Today the insurance model is profit-driven rather than customer-driven. So, when we launched wefox Group in 2015 we knew that the future of insurance is in owning the journey rather than owning the customer.
We have intentionally set out to upend the traditional model by placing the customer at the forefront of the experience in order to return insurance to its original purpose of enabling people to be safe.
To achieve this, we have to reimagine the customer’s whole life experience to make it easier, simpler and transparent. Insurance needs to become hyper-personal, hyper-modular and hyper-local. It has to be about the customer’s needs.
The emergence of the Internet of Things (IoT) data revolution offers enormous opportunities to truly transform the industry and reinvent insurance at scale because insurers will have access to an exponentially large number of real-time variables in order to price insurance products in real-time.
This trend will change insurance from a pure financial service to a service that offers proactive advice to reduce risk and consists of a financial service component only as an add-on to the core business model. Our product, ONE Insurance, is already at the forefront of this new insurance paradigm.
We have already built the architecture for this new insurance paradigm from scratch: highly modular products that can be turned on and off by the second based on data triggers from the IoT. For example, take bicycle accident coverage (module), that is only turned on when you are riding the bike (time-stamp) and is automatically triggered by sensors recognising that you are actually riding the bike (IoT triggered).
Now imagine for a moment that all this data is aggregated to predict the likely risks that may affect you and automatically builds the relevant products to minimise the potential risk in real-time. Insurance now becomes your best friend because it is delivering a proactive, risk-reducing and fully-automated service.
The customer is not only at the forefront, but also our product is enabling them to be safe by identifying potential risks before it happens.
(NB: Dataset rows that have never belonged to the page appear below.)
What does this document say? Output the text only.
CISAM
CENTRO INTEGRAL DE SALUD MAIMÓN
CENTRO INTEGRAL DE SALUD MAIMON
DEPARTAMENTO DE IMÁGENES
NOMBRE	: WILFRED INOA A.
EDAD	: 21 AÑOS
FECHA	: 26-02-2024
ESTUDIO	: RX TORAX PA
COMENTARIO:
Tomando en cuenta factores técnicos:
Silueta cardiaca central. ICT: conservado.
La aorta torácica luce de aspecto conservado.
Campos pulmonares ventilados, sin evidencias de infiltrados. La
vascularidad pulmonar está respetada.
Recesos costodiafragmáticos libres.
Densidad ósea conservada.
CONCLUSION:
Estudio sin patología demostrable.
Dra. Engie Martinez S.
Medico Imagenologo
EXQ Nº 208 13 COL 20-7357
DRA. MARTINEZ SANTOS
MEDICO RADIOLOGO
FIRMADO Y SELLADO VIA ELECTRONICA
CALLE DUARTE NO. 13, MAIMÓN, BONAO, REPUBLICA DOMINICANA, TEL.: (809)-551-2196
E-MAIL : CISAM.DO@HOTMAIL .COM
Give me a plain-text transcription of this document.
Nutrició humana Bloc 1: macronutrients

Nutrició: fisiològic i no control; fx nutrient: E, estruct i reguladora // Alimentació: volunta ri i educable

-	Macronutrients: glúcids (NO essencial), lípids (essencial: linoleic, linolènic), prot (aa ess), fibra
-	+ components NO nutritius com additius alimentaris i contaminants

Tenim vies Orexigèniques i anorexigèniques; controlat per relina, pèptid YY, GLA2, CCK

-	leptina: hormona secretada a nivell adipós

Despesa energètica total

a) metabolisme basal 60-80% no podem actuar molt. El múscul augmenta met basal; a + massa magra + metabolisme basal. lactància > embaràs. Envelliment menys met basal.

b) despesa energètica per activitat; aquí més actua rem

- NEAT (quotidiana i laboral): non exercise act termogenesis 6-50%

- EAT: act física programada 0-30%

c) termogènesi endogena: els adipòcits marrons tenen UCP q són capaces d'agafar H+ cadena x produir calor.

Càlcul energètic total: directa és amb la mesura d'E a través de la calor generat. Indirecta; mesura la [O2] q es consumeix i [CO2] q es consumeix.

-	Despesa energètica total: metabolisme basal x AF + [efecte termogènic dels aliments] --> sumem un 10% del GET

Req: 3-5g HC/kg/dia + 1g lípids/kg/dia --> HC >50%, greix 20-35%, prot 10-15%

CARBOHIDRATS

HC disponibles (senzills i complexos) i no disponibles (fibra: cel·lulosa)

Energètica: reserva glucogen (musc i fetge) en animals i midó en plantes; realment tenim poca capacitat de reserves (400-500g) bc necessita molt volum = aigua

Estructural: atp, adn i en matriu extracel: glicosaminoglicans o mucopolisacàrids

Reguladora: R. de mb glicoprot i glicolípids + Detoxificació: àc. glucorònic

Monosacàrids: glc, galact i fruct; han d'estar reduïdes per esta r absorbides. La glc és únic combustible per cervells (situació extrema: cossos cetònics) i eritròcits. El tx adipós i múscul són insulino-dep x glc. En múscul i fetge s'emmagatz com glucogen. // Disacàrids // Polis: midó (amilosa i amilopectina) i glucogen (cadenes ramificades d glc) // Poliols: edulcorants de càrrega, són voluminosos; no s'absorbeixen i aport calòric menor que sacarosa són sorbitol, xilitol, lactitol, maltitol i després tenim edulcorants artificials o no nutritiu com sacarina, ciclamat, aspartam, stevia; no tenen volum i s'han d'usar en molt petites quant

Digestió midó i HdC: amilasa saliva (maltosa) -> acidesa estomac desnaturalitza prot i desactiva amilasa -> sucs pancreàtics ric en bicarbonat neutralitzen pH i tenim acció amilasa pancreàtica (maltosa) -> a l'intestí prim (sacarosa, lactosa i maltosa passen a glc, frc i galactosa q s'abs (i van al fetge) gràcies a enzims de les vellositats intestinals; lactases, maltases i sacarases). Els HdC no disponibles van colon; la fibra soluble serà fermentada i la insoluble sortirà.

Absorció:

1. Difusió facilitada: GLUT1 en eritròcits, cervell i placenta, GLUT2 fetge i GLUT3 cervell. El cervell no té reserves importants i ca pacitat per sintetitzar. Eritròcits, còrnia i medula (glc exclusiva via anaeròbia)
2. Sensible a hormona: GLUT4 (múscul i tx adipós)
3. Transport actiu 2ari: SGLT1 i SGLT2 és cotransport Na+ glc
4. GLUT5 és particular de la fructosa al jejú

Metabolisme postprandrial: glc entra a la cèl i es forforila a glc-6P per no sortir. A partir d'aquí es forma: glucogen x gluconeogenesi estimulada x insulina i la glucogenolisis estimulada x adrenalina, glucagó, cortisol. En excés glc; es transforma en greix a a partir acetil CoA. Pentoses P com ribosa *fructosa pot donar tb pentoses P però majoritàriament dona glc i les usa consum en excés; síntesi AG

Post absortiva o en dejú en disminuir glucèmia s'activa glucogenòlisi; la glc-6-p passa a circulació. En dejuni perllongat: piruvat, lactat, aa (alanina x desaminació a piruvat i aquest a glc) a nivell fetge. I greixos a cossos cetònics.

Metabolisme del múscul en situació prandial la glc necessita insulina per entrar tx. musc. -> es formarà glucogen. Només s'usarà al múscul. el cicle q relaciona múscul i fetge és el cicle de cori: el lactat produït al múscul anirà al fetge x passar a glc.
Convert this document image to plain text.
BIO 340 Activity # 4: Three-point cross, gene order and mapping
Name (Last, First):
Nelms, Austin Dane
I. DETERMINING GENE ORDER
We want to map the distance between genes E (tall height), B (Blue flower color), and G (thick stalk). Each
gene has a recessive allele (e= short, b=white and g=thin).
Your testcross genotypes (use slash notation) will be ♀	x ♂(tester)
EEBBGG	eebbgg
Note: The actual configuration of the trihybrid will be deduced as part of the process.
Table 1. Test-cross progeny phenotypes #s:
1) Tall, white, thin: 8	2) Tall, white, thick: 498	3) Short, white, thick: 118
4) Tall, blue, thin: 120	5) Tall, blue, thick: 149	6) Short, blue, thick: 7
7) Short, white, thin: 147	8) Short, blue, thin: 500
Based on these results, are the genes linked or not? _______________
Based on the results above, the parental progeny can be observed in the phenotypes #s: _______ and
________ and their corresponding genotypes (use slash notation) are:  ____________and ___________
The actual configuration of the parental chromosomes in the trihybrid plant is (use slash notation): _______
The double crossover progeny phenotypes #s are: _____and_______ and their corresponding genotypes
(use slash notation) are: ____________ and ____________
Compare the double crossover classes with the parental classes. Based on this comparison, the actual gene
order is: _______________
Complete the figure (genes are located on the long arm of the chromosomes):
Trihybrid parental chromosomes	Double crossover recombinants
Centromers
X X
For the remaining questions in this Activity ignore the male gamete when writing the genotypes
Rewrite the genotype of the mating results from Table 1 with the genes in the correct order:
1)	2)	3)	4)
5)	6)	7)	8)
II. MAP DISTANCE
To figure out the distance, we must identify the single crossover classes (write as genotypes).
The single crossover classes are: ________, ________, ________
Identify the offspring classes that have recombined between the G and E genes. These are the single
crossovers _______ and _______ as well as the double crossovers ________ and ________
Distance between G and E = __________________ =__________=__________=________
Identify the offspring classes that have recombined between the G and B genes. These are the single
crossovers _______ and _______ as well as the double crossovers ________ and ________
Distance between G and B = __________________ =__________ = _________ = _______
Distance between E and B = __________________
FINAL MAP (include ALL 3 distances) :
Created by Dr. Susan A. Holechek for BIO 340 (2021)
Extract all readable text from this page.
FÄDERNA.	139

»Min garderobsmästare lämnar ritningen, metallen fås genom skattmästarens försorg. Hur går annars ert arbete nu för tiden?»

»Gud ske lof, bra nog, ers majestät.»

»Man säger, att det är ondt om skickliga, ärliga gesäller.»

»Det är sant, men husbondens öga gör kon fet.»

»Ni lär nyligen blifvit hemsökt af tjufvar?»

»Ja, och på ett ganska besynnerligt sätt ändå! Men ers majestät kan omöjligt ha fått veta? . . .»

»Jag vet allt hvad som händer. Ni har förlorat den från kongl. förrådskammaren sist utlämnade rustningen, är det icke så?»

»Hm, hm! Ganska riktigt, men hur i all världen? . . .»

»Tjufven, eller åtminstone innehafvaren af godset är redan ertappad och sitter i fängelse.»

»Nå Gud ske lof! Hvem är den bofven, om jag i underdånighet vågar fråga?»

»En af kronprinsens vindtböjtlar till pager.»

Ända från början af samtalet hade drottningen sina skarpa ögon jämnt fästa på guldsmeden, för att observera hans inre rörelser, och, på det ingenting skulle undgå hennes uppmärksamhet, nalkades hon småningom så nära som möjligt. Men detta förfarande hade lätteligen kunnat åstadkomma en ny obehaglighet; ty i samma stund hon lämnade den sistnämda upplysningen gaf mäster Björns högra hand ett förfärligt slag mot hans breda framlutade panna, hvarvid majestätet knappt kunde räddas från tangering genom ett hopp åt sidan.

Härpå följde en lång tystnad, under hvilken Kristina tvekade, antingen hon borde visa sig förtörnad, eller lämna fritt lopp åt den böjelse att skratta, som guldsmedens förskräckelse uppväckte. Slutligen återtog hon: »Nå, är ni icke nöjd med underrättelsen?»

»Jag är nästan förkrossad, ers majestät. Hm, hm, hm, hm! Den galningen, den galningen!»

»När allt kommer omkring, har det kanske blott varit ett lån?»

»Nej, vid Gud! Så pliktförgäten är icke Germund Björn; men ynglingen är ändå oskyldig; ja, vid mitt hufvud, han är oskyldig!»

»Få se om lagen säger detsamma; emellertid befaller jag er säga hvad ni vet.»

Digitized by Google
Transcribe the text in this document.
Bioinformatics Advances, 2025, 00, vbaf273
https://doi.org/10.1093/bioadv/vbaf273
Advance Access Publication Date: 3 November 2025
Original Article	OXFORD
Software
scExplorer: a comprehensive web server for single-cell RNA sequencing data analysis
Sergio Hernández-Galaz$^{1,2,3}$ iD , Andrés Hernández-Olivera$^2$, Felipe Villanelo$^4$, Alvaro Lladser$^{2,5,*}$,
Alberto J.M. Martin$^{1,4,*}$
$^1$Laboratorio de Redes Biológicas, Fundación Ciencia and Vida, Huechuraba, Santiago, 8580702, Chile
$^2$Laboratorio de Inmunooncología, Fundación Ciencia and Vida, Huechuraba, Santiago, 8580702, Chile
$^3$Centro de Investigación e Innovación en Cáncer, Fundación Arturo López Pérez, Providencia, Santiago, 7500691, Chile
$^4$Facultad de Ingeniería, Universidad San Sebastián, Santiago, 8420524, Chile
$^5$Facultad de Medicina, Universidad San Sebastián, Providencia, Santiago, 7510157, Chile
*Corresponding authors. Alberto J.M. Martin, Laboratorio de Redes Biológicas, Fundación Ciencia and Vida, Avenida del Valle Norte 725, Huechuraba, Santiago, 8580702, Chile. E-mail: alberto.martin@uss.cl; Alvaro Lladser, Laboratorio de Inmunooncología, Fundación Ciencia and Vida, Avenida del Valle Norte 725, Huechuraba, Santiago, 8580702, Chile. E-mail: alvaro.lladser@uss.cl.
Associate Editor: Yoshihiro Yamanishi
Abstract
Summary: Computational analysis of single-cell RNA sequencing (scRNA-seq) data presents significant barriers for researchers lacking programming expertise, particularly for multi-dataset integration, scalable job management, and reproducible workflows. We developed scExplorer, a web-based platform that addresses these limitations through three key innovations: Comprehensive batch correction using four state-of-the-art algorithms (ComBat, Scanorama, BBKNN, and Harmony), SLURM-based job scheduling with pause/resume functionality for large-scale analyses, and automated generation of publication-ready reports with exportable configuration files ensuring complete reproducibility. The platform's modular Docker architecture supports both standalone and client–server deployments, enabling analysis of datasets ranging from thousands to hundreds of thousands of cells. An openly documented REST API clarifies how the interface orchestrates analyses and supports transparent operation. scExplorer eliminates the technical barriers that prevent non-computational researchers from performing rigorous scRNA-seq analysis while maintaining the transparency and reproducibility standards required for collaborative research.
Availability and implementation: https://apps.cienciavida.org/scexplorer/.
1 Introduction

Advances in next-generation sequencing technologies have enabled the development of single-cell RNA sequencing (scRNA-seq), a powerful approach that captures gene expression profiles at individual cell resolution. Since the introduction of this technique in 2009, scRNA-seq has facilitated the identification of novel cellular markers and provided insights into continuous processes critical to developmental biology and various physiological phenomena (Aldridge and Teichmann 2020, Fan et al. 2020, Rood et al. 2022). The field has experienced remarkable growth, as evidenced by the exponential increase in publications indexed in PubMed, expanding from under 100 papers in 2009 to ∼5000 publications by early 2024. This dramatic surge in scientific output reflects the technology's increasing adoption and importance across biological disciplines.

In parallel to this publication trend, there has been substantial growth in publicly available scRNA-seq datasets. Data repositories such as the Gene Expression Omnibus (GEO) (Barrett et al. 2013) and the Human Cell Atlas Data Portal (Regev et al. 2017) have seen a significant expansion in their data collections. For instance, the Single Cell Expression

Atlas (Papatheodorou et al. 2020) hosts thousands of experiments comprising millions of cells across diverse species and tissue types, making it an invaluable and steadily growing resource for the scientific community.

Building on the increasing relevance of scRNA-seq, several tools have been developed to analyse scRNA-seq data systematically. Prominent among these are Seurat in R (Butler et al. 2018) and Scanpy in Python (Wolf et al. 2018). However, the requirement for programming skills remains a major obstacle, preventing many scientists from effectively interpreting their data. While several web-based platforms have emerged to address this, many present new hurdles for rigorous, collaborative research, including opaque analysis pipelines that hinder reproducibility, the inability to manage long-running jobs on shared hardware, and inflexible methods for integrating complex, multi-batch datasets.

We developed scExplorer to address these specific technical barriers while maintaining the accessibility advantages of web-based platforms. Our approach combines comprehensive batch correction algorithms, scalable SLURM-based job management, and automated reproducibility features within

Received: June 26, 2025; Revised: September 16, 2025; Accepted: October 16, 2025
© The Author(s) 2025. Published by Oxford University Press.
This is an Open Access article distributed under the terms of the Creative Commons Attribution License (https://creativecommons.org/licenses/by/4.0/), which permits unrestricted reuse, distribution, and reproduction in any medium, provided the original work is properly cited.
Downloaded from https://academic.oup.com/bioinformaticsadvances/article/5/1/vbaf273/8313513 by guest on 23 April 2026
Naturally, this type of product design surfaces questions about how to avoid negative risk selection. Hyper-modularisation only works if it is a requirement for the customer to have a subscription to basic modules in order to get access to further micro-modules.
And ultimately choice is always within the hands (literally) of the customer. Our mission is to fully empower the customer to make better life choices in the palm of their hands through these advanced insights that power our insurance products to enable our customers to be safe.
In many ways, we are building a product that becomes a life coach that empowers our customers to make better life choices. With the release of the ONECoach and the first geo-triggered travel insurance called TravelLight, in our partnership with MunichRe, we have taken the first steps towards realising this ambition.
Therefore, the emerging business model of insurance will be a risk reducing service for which you pay a monthly service fee and the financial service element will only be an add-on, thereby removing the incentive to put profit ahead of purpose, which created all this mess in the first place.
We are returning insurance to its original purpose when it first started out in the Babylonian times by applying data, technology and UX to put customers at the forefront of the experience.